The road ends at the site that was once occupied by the old mining town of Reef at 10,000 feet elevation. That remote outpost got its name from the nearby Carr Reef, a tall band of quartzite-bearing cliffs that form the Huachuca Mountains' dramatic eastern front. Mining activity along the Reef began during the last few years of the nineteenth century and proceeded in fits and starts all the way into the 1950’s. The property occupied by the mines and the town was returned to public ownership in 1970, and in 1988, the Forest Service constructed a campground on the townsite.
We explore the many relics of Reef’s mining history, including the remains of the town’s old water system, foundations for an ore mill, and the old mining digs still visible in and around the campground.
We take a trip to the quaint town of Bisbee, Arizona. Bisbee is a copper mining town built into a narrow valley here in southeast Arizona. The streets are narrow, the buildings mostly brick. Like all early western towns, Bisbee had its share of disastrous fires, rebuilding with brick construction. Lots of antique shops and art galleries line the newly poured sidewalks. The town is putting lots of dollars into restoring the infrastructure.
Once known as "The Queen of the Copper Camps", Bisbee nestles among the Mule Mountains of southeast Arizona, world renowned for its diverse minerals and wealth of copper. Although its mines closed in the 1970s, the town's legacy has been preserved not only in its architecture and mining landscape, but in a museum that has welcomed, educated and entertained hundreds of thousands of visitors.

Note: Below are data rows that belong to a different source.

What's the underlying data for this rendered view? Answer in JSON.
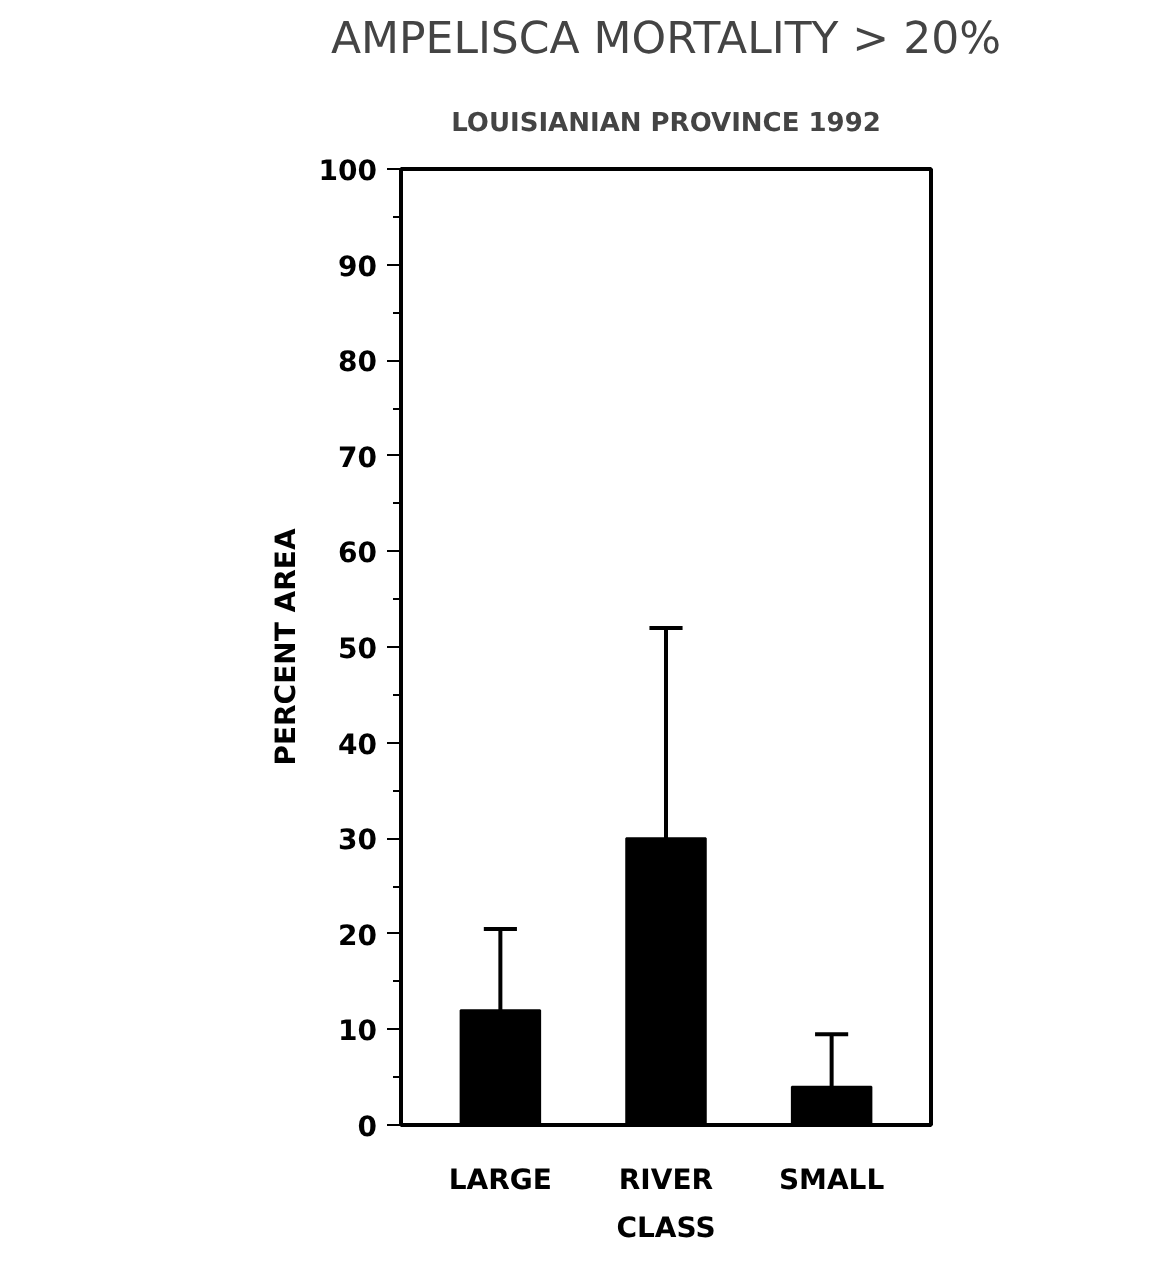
{
  "chart_data": {
    "type": "bar",
    "title": "AMPELISCA MORTALITY > 20%",
    "subtitle": "LOUISIANIAN PROVINCE 1992",
    "xlabel": "CLASS",
    "ylabel": "PERCENT AREA",
    "categories": [
      "LARGE",
      "RIVER",
      "SMALL"
    ],
    "values": [
      12,
      30,
      4
    ],
    "errors": [
      [
        12,
        20.5
      ],
      [
        30,
        52
      ],
      [
        4,
        9.5
      ]
    ],
    "color": "#000000",
    "ylim": [
      0,
      100
    ],
    "yticks": [
      0,
      10,
      20,
      30,
      40,
      50,
      60,
      70,
      80,
      90,
      100
    ],
    "grid": false
  }
}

The Bisbee Mining and Historical Museum is located in the former corporate headquarters of the Copper Queen Consolidated Mining Company and is a National Registered Landmark. The museum is also part of the Smithsonian Institution's Affiliations Program, with displays on loan from the Smithsonian.
Over 8 billion pounds of copper have been mined from local claims. There are an estimated 2,200 miles of tunnel under and around Bisbee. Tunnels are visible on the sides of the Lavender Pit, a huge modern day open pit mining operation now closed, and surrounding mountains around town.

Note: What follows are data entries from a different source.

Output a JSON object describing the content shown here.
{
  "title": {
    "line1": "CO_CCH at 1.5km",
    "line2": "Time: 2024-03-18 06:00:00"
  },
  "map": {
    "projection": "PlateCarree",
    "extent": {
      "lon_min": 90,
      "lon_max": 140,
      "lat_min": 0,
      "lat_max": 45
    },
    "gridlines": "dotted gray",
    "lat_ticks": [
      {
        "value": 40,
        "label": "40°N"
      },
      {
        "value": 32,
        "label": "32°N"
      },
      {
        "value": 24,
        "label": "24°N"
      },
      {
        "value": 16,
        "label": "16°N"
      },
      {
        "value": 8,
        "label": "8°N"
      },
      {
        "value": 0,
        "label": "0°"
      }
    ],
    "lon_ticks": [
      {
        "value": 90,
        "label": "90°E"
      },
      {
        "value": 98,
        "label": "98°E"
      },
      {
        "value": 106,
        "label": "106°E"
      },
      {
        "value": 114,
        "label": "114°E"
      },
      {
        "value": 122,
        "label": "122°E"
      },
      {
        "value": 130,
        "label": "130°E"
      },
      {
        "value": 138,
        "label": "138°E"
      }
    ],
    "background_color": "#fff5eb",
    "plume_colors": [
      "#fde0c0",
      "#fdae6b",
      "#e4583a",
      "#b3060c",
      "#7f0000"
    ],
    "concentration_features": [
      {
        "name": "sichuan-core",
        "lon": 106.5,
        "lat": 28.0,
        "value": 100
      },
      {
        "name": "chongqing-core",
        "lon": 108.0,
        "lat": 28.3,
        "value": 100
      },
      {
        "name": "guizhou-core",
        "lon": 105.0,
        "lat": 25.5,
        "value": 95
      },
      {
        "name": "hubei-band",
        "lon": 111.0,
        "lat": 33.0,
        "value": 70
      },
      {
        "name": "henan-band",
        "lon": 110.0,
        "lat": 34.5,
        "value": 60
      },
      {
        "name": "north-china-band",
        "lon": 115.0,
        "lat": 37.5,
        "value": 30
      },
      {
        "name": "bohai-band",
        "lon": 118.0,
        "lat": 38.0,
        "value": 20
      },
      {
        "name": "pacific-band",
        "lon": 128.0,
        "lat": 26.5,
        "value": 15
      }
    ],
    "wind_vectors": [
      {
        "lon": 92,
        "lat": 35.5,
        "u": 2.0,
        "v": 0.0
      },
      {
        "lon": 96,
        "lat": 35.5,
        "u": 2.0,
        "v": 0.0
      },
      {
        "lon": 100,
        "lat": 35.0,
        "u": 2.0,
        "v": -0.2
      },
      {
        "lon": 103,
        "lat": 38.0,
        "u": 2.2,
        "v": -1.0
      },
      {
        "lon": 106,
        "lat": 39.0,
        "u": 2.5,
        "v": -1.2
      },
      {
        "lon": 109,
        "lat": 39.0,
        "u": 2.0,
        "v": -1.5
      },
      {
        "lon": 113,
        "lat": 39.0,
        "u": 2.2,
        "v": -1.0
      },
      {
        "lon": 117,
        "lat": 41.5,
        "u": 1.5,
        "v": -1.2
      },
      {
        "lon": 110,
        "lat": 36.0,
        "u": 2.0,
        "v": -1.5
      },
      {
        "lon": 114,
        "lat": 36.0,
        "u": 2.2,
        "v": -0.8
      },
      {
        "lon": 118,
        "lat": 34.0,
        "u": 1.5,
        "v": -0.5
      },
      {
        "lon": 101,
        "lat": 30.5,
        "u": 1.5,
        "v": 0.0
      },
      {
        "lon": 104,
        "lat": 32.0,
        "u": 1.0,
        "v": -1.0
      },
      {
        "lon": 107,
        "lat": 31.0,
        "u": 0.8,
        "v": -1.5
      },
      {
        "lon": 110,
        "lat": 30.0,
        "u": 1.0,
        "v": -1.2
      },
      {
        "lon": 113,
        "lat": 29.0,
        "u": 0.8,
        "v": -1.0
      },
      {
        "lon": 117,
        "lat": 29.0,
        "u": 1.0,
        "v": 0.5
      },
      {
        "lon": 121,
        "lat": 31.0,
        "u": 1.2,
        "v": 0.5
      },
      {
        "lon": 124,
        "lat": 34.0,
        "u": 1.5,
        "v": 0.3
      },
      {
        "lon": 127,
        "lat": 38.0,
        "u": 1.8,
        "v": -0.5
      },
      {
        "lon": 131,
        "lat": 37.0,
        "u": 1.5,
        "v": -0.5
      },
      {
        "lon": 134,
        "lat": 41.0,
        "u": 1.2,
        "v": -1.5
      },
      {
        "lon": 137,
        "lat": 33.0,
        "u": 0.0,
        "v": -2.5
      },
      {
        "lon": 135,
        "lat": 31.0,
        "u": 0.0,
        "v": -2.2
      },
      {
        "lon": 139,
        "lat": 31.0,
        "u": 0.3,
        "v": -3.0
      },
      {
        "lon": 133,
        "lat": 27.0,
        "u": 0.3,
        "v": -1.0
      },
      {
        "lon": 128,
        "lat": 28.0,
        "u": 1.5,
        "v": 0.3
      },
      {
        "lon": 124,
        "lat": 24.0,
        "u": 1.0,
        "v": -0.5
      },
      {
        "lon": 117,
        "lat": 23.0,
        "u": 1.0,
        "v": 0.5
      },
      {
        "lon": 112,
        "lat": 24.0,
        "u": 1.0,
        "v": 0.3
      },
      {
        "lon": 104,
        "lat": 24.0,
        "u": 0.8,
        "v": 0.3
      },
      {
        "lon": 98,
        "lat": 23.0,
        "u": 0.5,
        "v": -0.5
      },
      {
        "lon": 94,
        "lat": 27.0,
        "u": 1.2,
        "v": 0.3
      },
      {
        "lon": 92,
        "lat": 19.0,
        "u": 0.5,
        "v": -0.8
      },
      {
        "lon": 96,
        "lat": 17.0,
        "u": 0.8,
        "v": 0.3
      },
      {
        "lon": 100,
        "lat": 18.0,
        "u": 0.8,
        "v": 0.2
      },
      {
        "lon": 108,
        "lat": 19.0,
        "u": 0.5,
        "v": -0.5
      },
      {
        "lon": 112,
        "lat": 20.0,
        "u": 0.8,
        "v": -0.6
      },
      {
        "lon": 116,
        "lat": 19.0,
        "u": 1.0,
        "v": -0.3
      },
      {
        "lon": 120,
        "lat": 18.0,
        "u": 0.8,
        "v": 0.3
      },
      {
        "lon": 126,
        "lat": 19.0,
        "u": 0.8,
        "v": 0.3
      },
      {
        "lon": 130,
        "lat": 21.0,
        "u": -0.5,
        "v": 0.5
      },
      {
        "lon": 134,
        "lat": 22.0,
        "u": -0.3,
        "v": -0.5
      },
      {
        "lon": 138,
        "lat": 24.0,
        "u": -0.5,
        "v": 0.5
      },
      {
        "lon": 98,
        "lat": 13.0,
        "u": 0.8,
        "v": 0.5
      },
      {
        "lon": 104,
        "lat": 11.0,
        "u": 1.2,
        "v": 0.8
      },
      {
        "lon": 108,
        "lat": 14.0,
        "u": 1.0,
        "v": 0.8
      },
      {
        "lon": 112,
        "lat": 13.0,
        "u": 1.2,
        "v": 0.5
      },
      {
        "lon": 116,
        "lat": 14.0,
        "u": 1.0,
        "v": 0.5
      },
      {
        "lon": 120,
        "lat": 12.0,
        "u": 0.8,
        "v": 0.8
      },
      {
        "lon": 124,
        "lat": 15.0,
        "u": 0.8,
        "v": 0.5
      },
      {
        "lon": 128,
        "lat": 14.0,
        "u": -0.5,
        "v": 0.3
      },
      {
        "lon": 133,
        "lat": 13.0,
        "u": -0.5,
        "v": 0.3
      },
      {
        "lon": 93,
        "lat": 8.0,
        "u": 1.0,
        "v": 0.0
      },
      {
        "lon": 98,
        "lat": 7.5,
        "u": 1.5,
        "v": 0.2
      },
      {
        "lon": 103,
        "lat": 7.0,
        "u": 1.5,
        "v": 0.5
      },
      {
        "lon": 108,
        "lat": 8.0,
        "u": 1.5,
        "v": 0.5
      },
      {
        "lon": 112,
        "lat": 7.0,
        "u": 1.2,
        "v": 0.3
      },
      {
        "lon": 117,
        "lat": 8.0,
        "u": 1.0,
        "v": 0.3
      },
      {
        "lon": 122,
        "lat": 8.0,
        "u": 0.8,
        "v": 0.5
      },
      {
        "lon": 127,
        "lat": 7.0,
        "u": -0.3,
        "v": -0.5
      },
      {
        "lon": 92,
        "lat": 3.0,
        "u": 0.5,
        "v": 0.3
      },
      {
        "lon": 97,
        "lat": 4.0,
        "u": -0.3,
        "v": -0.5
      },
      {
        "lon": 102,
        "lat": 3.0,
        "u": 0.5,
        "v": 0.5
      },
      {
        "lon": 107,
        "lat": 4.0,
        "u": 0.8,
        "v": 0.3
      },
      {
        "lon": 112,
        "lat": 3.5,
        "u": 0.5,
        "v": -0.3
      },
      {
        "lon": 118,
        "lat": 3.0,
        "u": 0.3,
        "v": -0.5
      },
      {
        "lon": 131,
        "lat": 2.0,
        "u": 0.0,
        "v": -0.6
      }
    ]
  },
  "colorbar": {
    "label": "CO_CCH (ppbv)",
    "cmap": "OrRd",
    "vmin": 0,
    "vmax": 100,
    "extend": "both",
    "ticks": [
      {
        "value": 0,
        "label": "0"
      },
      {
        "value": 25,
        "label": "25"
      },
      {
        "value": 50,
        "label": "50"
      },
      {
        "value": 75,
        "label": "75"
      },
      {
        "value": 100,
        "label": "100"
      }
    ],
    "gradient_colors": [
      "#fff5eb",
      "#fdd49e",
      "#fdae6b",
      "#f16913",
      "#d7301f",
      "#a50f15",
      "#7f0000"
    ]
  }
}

Working on a Christmas Tree lot is hard work. Extra pounds just seem to melt away to be replaced by muscle. Trees must be unloaded, mounted on stands, displayed, watered, prepared for the customer, and loaded and tied onto the customer’s vehicle. Lot help was hired, mostly young first time jobbers. Valley View grew most of the trees we sold and the quality was exceptional. We sold Noble, Frasier, Grand, and Douglas Fir along with Scotch Pine trees.
Wind once again won the battle. On December 7th we once again watched as our tent was blown away by the winds coming off the Huachuca Mountains.
We ended up selling 1102 Christmas trees. We were exhausted and in need of lots of rest and relaxation. After packing up the lot, we headed to Quartzsite for the rest of winter.